Old 06-27-2010, 12:13 AM
  # 1 (permalink)  
incognito70
Member
 
Join Date: Jun 2010
Posts: 36
my boyfriend is a very functional alcoholic

Im not an alcoholic.

He's 44, Im 39.

I dont even know where to begin.. or what I want to ask..or why Im here.


We've been together for 7 months.
Im a single mom of 3 ... 9 yrs (girl), 6yrs(girl) and 2 yrs (boy). Im also a full time student. Of social work.

He's very very functional. He's had the same job for 15 years. Had his job before this for 8 years. Relationship before me was 8 years, before that he had a marriage for 12 years.

He has a nice house. Nice vehicles. He's clean, responsible, classy, nice looking, respectful, affectionate, complimentary, very very loving.

Except alcohol rules a part of his life.


He gets up at 3 am. (for work)
Home by 2:30 pm.
Doesnt drink during the day.
Cracks a beer immediately when he gets home.
Doesnt drive after he drinks.
(which means he stays home alot after work)

Seemingly, alcohol doesnt affect his life in a bad way.
He doesnt do any of the normal "drunk" things. He doesnt get mean or obnoxious, maybe a tad little bit more affectionate..but not annoyingly so.. doesnt stumble, slur or anything.

He drinks from starting maybe 2:30pm ( or later depending on whats going on.. as late as 7 pm on weekends) until bedtime. which is always 7 pm on weekdays since he gets up so early. so... not a big long time of drinking during the week. But he still has at least 6 beers averagely.. Maybe 8. as little as 4 if there isnt much time.
10 or 12 on weekends nights. This is every day.


he's drank this much for 25 years or so ( and during some seasons of life, much more).

Its gotta effect him bodily wise, right?

He's had a couple seizures (years ago). His dr. said they were probably alcohol induced.
He has high blood pressure and is on meds. (one is a seizure med)

I dont know what Im asking for here.



Honestly, I have a serious quandary. Im like... Im a single mom, living off child support and student loans. Im broker than broke. Here's this guy.. he's wonderful. Financial stability, nice house, good job.. totally accepts my situation. (I only have 3 classes left until Im finished with a bachelors degree and will be working).
But beyond that, he's so so good to us.

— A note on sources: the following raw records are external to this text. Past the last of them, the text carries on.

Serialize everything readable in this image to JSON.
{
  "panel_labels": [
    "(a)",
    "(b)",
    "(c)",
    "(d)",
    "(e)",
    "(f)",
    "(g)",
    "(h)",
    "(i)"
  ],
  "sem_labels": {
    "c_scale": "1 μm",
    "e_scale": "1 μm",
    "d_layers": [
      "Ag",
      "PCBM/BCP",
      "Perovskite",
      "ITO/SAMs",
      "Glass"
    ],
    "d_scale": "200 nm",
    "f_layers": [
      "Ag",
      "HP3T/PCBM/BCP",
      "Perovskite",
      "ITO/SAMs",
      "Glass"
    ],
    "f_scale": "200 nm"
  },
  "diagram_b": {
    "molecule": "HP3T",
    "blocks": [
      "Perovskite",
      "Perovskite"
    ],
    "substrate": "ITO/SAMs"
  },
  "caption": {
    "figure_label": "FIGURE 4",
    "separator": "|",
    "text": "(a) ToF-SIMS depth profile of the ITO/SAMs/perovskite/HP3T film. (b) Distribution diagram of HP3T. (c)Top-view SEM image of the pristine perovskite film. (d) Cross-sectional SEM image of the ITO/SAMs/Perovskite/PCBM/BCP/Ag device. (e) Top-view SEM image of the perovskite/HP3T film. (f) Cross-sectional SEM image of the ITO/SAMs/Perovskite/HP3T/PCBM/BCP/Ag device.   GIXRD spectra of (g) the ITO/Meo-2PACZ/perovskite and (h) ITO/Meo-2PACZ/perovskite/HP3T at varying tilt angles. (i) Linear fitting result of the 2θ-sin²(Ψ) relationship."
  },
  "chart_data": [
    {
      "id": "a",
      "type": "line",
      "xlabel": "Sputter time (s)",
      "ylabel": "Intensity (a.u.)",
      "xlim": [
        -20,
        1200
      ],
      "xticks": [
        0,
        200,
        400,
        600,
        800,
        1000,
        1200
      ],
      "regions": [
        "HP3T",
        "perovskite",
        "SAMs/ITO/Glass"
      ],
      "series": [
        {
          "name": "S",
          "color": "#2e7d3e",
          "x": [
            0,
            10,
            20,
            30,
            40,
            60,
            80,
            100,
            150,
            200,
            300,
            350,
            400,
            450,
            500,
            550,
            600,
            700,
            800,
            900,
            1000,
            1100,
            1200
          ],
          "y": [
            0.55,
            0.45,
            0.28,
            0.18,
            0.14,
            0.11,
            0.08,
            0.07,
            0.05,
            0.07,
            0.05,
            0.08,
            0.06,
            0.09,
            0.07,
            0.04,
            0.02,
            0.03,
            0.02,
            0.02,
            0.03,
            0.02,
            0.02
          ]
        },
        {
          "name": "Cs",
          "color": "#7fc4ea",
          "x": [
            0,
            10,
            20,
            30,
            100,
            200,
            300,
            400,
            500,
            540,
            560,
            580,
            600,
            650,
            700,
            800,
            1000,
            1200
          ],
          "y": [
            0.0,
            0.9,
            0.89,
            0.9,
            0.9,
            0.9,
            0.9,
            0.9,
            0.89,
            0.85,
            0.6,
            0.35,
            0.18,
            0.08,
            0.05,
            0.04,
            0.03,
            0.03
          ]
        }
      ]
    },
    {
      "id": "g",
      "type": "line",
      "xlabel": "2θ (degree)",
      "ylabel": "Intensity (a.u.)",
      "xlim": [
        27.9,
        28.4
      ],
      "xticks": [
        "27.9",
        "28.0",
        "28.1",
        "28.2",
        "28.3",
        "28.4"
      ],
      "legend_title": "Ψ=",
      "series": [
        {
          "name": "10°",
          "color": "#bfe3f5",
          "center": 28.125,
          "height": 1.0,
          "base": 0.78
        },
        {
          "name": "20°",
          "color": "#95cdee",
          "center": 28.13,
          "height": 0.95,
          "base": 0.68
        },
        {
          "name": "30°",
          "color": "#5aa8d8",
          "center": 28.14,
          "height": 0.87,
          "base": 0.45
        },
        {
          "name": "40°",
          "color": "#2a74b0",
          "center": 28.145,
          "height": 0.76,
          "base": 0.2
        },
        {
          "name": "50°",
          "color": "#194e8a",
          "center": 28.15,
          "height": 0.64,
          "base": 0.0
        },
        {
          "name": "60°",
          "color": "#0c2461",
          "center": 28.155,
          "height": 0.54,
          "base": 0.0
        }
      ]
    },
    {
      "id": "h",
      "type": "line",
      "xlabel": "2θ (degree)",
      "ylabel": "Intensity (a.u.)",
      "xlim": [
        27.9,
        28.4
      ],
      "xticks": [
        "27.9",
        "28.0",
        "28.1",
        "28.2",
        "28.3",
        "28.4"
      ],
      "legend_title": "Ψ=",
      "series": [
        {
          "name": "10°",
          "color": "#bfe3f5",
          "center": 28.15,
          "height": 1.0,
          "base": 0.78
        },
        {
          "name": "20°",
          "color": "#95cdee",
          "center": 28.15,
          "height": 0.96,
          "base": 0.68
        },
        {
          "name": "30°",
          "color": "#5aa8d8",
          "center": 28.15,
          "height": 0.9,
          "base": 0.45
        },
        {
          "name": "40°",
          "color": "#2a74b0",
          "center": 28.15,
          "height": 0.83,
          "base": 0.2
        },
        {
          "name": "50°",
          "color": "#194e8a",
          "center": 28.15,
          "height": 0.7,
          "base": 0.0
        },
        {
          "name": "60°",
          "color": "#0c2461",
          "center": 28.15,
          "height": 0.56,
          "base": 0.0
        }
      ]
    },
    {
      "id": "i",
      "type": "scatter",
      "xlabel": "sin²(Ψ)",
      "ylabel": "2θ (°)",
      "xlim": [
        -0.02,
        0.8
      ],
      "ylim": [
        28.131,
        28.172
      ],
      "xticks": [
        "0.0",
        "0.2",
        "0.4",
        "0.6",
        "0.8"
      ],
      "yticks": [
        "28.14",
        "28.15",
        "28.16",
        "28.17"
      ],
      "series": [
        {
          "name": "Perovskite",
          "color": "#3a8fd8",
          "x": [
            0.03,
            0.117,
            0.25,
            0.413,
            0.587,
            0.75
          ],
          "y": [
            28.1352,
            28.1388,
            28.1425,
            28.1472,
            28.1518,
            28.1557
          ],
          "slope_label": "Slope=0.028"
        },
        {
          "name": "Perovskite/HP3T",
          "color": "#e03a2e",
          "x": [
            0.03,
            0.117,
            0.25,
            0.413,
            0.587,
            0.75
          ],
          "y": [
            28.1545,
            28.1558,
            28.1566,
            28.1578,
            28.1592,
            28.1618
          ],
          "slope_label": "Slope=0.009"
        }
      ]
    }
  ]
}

He really IS a good guy.


What do I do with this alcohol situation. I feel like.. hey, if the guy was gonna hit skid row he'd have done it by now.. he's been drinking at this pace for 25 years. He aint gonna become a bum. KWIM?

What am i missing? Ive never dealt with an alcoholic before. are there reasons I wanna run right now??

Im somewhat scared for his health.
Im somewhat worried about just how much of a problem this is.

His last girlfriend of 8 years was a serious alcoholic. She died. ... mostly from alcohol related stuff. natural cause of death was some respiratory thing.. underlying issues were cirrhosis and some neuropathy thing. He found her dead. He told me she had no control over alcohol ... and that all just makes me wonder... what the heck???

Ive asked him like, why were you with her and what did you stay for. He just says because he loved her and what was he suppose to do, no one else would have taken care of her. But that just makes me wonder how dysfunctional he is or how serious he is about being an alcoholic.


I guess Im wondering, as a non-alcoholic, are theres things I dont know?

It only effects our life in ways like: occassionally Im embarrassed to invite friends over because he's drinking. That feeling doesnt happen often. and its not because he's so obnoxious, Its just because you can smell it or whatever...
also, we stay home a lot. I could drive places (he wont drive after drinking) but it seems like we just stay home..

It doesnt effect our sex life or anything. He's very nice. He generally makes very responsible decisions even after drinking. Its weird.. he drinks a lot but it doesnt really affect life too much.

Does anyone have anything to tell me.. I admit Im naive about this.